Sometimes it is difficult to keep up with the innovations that artificial intelligence is leaving us. However, it is also a good sign that there is voracious competition and that, even if we thought that companies like OpenAI or Google had every chance of completely dominating this sector, not all the fish has been sold yet. And what began as a race to create the most powerful models has become a battle to deliver the best performance at the lowest possible cost. And in this new competition, China leads.

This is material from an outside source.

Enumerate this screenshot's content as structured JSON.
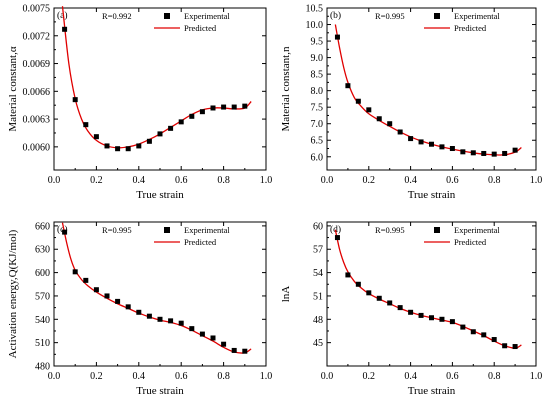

Change of third. For years, the conversation in AI focused solely on which model was more capable: who passed more benchmarks, who solved more complex problems, who generated better answers. But that phase is being relegated by another in which price is once again a determining factor in making decisions. This transition marks a turning point, since it is mainly Chinese startups that are demonstrating remarkable ability to produce powerful and extraordinarily economical models.
Qwen leads the revolution. As Kai Williams highlights in the ‘Understanding AI’ newsletterAlibaba’s open model ecosystem, known as qwenhas become the most downloaded model family in the world, according to Hugging Face data analyzed by the ATOM Project. “Qwen alone is roughly matching the entire US ecosystem of open models today,” counted Nathan Lambert, researcher at the Allen Institute for Artificial Intelligence, at the PyTorch conference.
The Chinese company has achieved something that seemed difficult: create competitive models in practically all sizes, from small to 235,000 million parameters, offering options for any business need.
Real business adoption. In addition to the technical figures of their models, the use cases also deserve special mention. In October, Brian Chesky, CEO of Airbnb, caused a bit of a stir stating that his company “relies a lot on Alibaba’s Qwen model” because it is fast, cheap and powerful enough. This statement is interesting because of the context, since we are talking about a top American company preferring to use an open Chinese model, something that is powerful enough to change the perception of the industry.
Williams points out in the text that, in addition to Airbnb, there are also other companies that would prefer to adopt Qwen’s models, but for reasons of image or regulatory compliance, they cannot. Mainly because they are models from China. And that could be the great barrier for Qwen and the rest of the Chinese models that would make its adoption difficult. So Chinese startups have a big job ahead of them to try to change that perception in an increasingly complicated geopolitical context.
Kimi K2 gave the surprise. If Qwen dominates through volume and versatility, Kimi K2 Thinking It stands out for being possibly the best open model in the world in terms of benchmark test scores. Just like share Williams in the newsletter, Artificial Analysis currently ranks it as the most powerful model not created by OpenAI, Google or Anthropic.
DeepSeek and the domino effect. The launch of DeepSeek R1 in January was the catalyst that unleashed this wave. It arrived just four months after OpenAI announced your first reasoning model, o1but with a crucial difference: DeepSeek openly published the model parameters.
The noise was such that even the DeepSeek app briefly surpassed ChatGPT as the most downloaded app in the iOS App Store, Nvidia shares fell almost 20% days later, and Chinese companies rushed to integrate the model into their products. Today we are still waiting for DeepSeek to speak again with its next deep reasoning model, about which not much is known yet.
On the other side, putting out fires. The United States has not sat idly by. When it comes to open weight models, OpenAI launched theirs in AugustIBM published its Granite 4 models in October, and Google, Microsoft, Nvidia and the Allen Institute for AI have also introduced new ‘semi-open’ models this year. But none have reached the level of the main Chinese open models.
Lambert, who has led efforts to advance a new generation of American open models, acknowledges that progress has been slow and the gap is widening. Everything indicates that 2026 will be decisive in determining the pace of adoption by companies and, above all, in determining the choice of model in an increasingly immense ocean.